Swissquote to launch crypto custody in late March, allowing customers to transfer crypto from external wallets to the bank’s accounts and vice versa.
Swiss banking group Swissquote has revealed its plans to launch crypto custody services in late March, according to the company’s 2018 business results report, published on March 8.
According to the report, the company has been trading five major cryptocurrencies since 2017 and is now introducing a crypto custody service.
The new feature is set to launch on March 21. According to the report, customers will be able to transfer crypto from external wallet to their account at Swissquote and vice versa. As the document the states, the move will let the company “become a secure and technologically fully integrated cryptocurrency trading platform and depositary for private and institutional clients alike.”
The solution will be based on services provided by fintech company Crypto Storage AG.
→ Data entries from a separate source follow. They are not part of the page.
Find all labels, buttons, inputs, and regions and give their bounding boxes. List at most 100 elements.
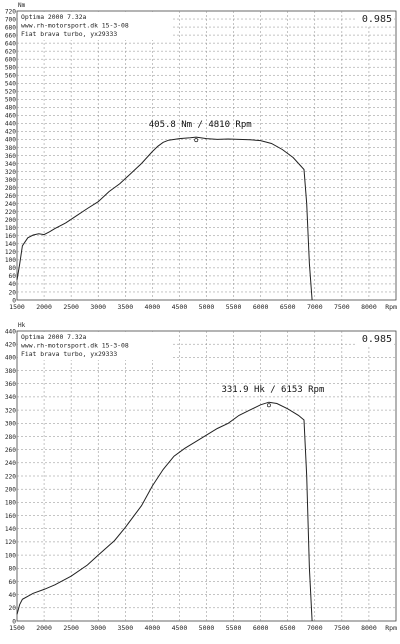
y-tick-label: 340 [5, 394, 16, 401]
y-tick-label: 580 [5, 64, 16, 71]
y-tick-label: 400 [5, 355, 16, 362]
y-tick-label: 440 [5, 328, 16, 335]
y-tick-label: 60 [9, 273, 17, 280]
y-tick-label: 20 [9, 605, 17, 612]
y-tick-label: 300 [5, 421, 16, 428]
y-tick-label: 560 [5, 73, 16, 80]
x-tick-label: 8000 [361, 624, 377, 632]
x-tick-label: 6000 [253, 624, 269, 632]
x-tick-label: 4500 [172, 624, 188, 632]
x-axis-label: Rpm [385, 303, 397, 311]
y-tick-label: 280 [5, 185, 16, 192]
y-tick-label: 80 [9, 265, 17, 272]
correction-factor: 0.985 [362, 14, 392, 25]
x-tick-label: 7500 [334, 624, 350, 632]
y-tick-label: 160 [5, 513, 16, 520]
x-tick-label: 5000 [199, 624, 215, 632]
y-tick-label: 200 [5, 217, 16, 224]
y-tick-label: 120 [5, 539, 16, 546]
x-tick-label: 2500 [63, 624, 79, 632]
y-tick-label: 680 [5, 24, 16, 31]
x-tick-label: 2000 [36, 624, 52, 632]
y-tick-label: 640 [5, 40, 16, 47]
y-tick-label: 80 [9, 566, 17, 573]
header-line: Fiat brava turbo, yx29333 [21, 30, 117, 38]
y-tick-label: 140 [5, 241, 16, 248]
y-tick-label: 180 [5, 225, 16, 232]
y-tick-label: 240 [5, 201, 16, 208]
y-axis-label: Hk [18, 322, 26, 329]
y-tick-label: 320 [5, 169, 16, 176]
y-tick-label: 40 [9, 592, 17, 599]
header-box [18, 332, 173, 360]
y-tick-label: 300 [5, 177, 16, 184]
y-tick-label: 400 [5, 137, 16, 144]
y-tick-label: 320 [5, 407, 16, 414]
y-tick-label: 280 [5, 434, 16, 441]
header-line: www.rh-motorsport.dk 15-3-08 [21, 342, 129, 350]
y-tick-label: 420 [5, 341, 16, 348]
curve-line [16, 401, 313, 622]
x-tick-label: 5500 [226, 303, 242, 311]
y-tick-label: 420 [5, 129, 16, 136]
header-line: Fiat brava turbo, yx29333 [21, 350, 117, 358]
x-tick-label: 7000 [307, 624, 323, 632]
x-tick-label: 8000 [361, 303, 377, 311]
y-tick-label: 340 [5, 161, 16, 168]
peak-marker [194, 138, 199, 143]
x-tick-label: 6000 [253, 303, 269, 311]
y-tick-label: 500 [5, 97, 16, 104]
x-tick-label: 1500 [9, 624, 25, 632]
y-axis-label: Nm [18, 2, 26, 9]
y-tick-label: 220 [5, 473, 16, 480]
y-tick-label: 0 [12, 297, 16, 304]
x-tick-label: 5500 [226, 624, 242, 632]
y-tick-label: 720 [5, 8, 16, 15]
y-tick-label: 700 [5, 16, 16, 23]
y-tick-label: 260 [5, 447, 16, 454]
corner-box [356, 332, 394, 346]
header-line: Optima 2000 7.32a [21, 13, 87, 21]
y-tick-label: 620 [5, 48, 16, 55]
y-tick-label: 20 [9, 289, 17, 296]
x-axis-label: Rpm [385, 624, 397, 632]
corner-box [356, 12, 394, 26]
y-tick-label: 160 [5, 233, 16, 240]
y-tick-label: 520 [5, 89, 16, 96]
peak-marker [266, 403, 271, 408]
x-tick-label: 3500 [117, 624, 133, 632]
y-tick-label: 380 [5, 368, 16, 375]
header-line: www.rh-motorsport.dk 15-3-08 [21, 22, 129, 30]
y-tick-label: 600 [5, 56, 16, 63]
x-tick-label: 6500 [280, 303, 296, 311]
correction-factor: 0.985 [362, 334, 392, 345]
x-tick-label: 4000 [145, 624, 161, 632]
y-tick-label: 240 [5, 460, 16, 467]
header-line: Optima 2000 7.32a [21, 333, 87, 341]
y-tick-label: 440 [5, 121, 16, 128]
y-tick-label: 480 [5, 105, 16, 112]
peak-label: 405.8 Nm / 4810 Rpm [149, 120, 252, 130]
y-tick-label: 360 [5, 153, 16, 160]
y-tick-label: 120 [5, 249, 16, 256]
x-tick-label: 7000 [307, 303, 323, 311]
x-tick-label: 2000 [36, 303, 52, 311]
y-tick-label: 180 [5, 500, 16, 507]
y-tick-label: 220 [5, 209, 16, 216]
y-tick-label: 60 [9, 579, 17, 586]
y-tick-label: 540 [5, 81, 16, 88]
x-tick-label: 2500 [63, 303, 79, 311]
y-tick-label: 140 [5, 526, 16, 533]
x-tick-label: 1500 [9, 303, 25, 311]
y-tick-label: 100 [5, 552, 16, 559]
x-tick-label: 4500 [172, 303, 188, 311]
y-tick-label: 380 [5, 145, 16, 152]
peak-label: 331.9 Hk / 6153 Rpm [221, 385, 324, 395]
y-tick-label: 260 [5, 193, 16, 200]
x-tick-label: 3000 [90, 303, 106, 311]
y-tick-label: 460 [5, 113, 16, 120]
x-tick-label: 3500 [117, 303, 133, 311]
y-tick-label: 100 [5, 257, 16, 264]
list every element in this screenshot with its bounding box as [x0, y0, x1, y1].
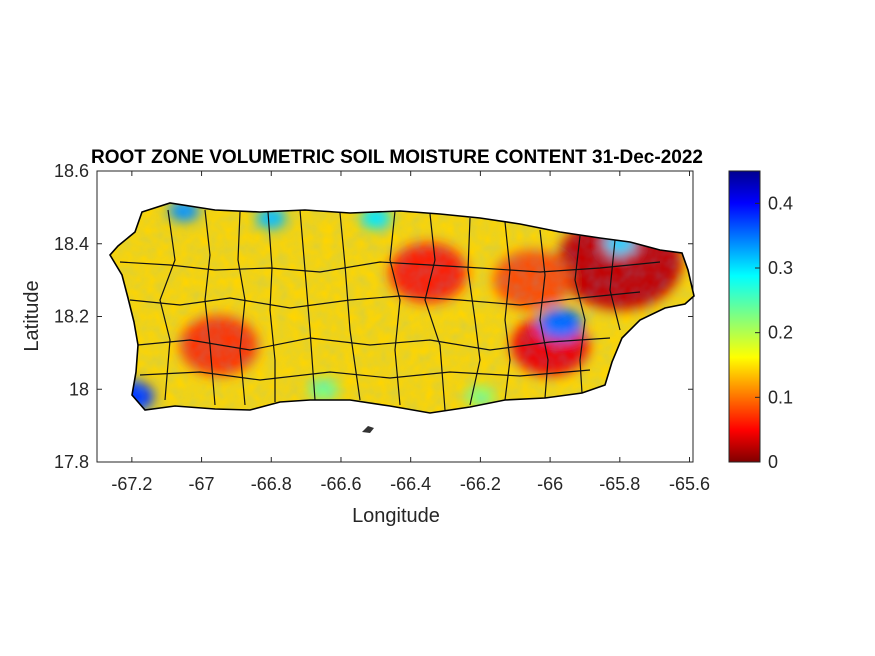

Crypto Storage AG is a Swiss startup that provides infrastructure to manage private keys. According to firm’s website, it develops hardware security modules and provides services to financial intermediaries worldwide.
As Cointelegraph previously reported, Swissquote started accepting Bitcoin (BTC) in mid-2017, following a similar decision by Swiss Falcon Private Bank.
Later that year the company added four other major currencies — Ripple (XRP), Ethereum (ETH), Litecoin (LTC) and Bitcoin Cash (BCH). In several months, Swissquote reported a 44 percent surge in profits for the first half of 2018, attributing the uplift to the “crypto boom.”
This January, Falcon Private Bank has introduced support for direct transfers and storage of four major cryptocurrencies — Bitcoin, Bitcoin Cash, Ethereum, and Litecoin — in an attempt to make blockchain assets “fully bankable.”
Also in January, the country’s major private investment bank Vontobel has launched a crypto custody solution targeting banks and asset managers.
Switzerland has been one of the pioneers of crypto adoption on a state level. Recently, the country’s financial regulator, the Financial Market Supervisory Authority, published guidelines for businesses applying for a fintech license.